Monday, March 7, 2011

Cutting funding for public broadcasting in the US

When I have the time, I try to listen to podcasts of the Diane Rehm show, and on this one from January 20 (I am a bit behind) the speakers provide two interesting statistics:

  1. Funding for public broadcasting in the US makes up only 1/25th of one percent of discretionary spending in the US budget, and
  2. Expenditures on public broadcasting in the US pale in comparison to the budgets in other countries. While PBS costs the average US citizen 1.35 dollars per year, a Brit spends 82 dollars a year on the BBC, while a Canadian spends 30 dollars on the CBC (Japan also comes in at around 60 dollars per capita each year). 

While the speaker did not talk about Germany, based on the figures I discuss here Germany would come in even above the level of the BBC at closer to 100 dollars per year per person.
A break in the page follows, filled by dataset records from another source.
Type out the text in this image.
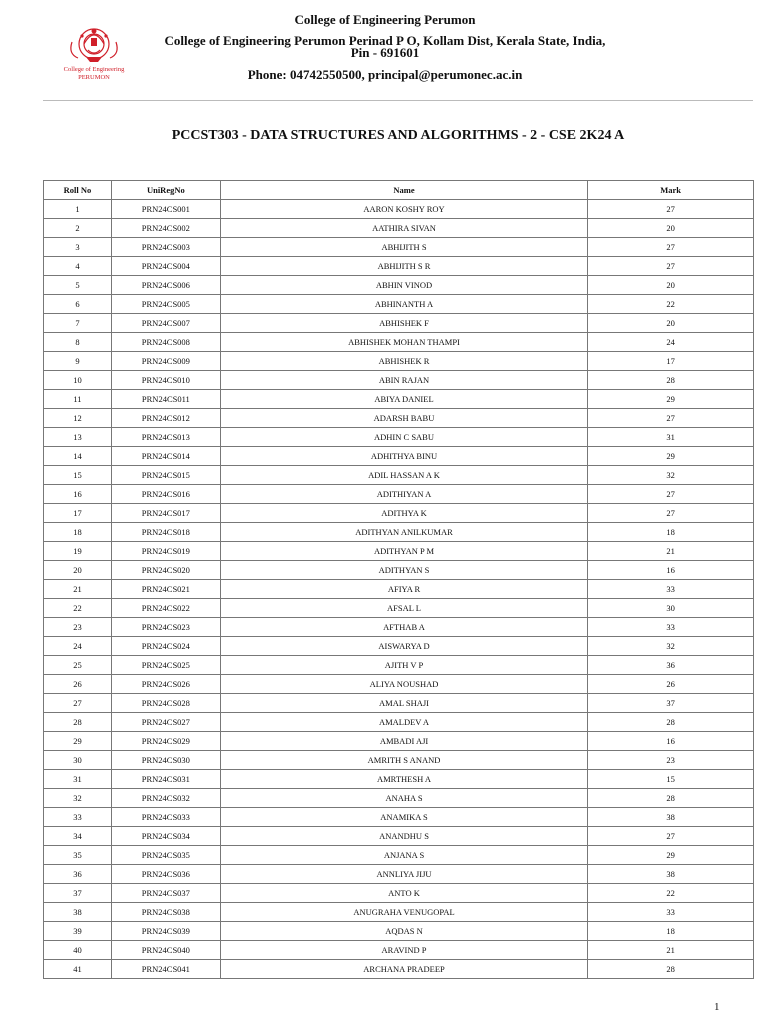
College of Engineering
PERUMON
College of Engineering Perumon
College of Engineering Perumon Perinad P O, Kollam Dist, Kerala State, India,
Pin - 691601
Phone: 04742550500, principal@perumonec.ac.in
PCCST303 - DATA STRUCTURES AND ALGORITHMS - 2 - CSE 2K24 A
Roll No	UniRegNo	Name	Mark
1	PRN24CS001	AARON KOSHY ROY	27
2	PRN24CS002	AATHIRA SIVAN	20
3	PRN24CS003	ABHIJITH S	27
4	PRN24CS004	ABHIJITH S R	27
5	PRN24CS006	ABHIN VINOD	20
6	PRN24CS005	ABHINANTH A	22
7	PRN24CS007	ABHISHEK F	20
8	PRN24CS008	ABHISHEK MOHAN THAMPI	24
9	PRN24CS009	ABHISHEK R	17
10	PRN24CS010	ABIN RAJAN	28
11	PRN24CS011	ABIYA DANIEL	29
12	PRN24CS012	ADARSH BABU	27
13	PRN24CS013	ADHIN C SABU	31
14	PRN24CS014	ADHITHYA BINU	29
15	PRN24CS015	ADIL HASSAN A K	32
16	PRN24CS016	ADITHIYAN A	27
17	PRN24CS017	ADITHYA K	27
18	PRN24CS018	ADITHYAN ANILKUMAR	18
19	PRN24CS019	ADITHYAN P M	21
20	PRN24CS020	ADITHYAN S	16
21	PRN24CS021	AFIYA R	33
22	PRN24CS022	AFSAL L	30
23	PRN24CS023	AFTHAB A	33
24	PRN24CS024	AISWARYA D	32
25	PRN24CS025	AJITH V P	36
26	PRN24CS026	ALIYA NOUSHAD	26
27	PRN24CS028	AMAL SHAJI	37
28	PRN24CS027	AMALDEV A	28
29	PRN24CS029	AMBADI AJI	16
30	PRN24CS030	AMRITH S ANAND	23
31	PRN24CS031	AMRTHESH A	15
32	PRN24CS032	ANAHA S	28
33	PRN24CS033	ANAMIKA S	38
34	PRN24CS034	ANANDHU S	27
35	PRN24CS035	ANJANA S	29
36	PRN24CS036	ANNLIYA JIJU	38
37	PRN24CS037	ANTO K	22
38	PRN24CS038	ANUGRAHA VENUGOPAL	33
39	PRN24CS039	AQDAS N	18
40	PRN24CS040	ARAVIND P	21
41	PRN24CS041	ARCHANA PRADEEP	28
1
The monthly subscription rate is around 20 dollars a month per household, but people without televisions (and, more recently, without computers) do not have to pay, and there are exceptions for people with televisions who are undergoing hardship.

Clearly, there is no money to be saved from cutting funding for public broadcasting. The attack therefore cannot be financially motivated; it is political. Take away public broadcasting, and you are left with corporate-financed media – which is exactly what many Republicans want.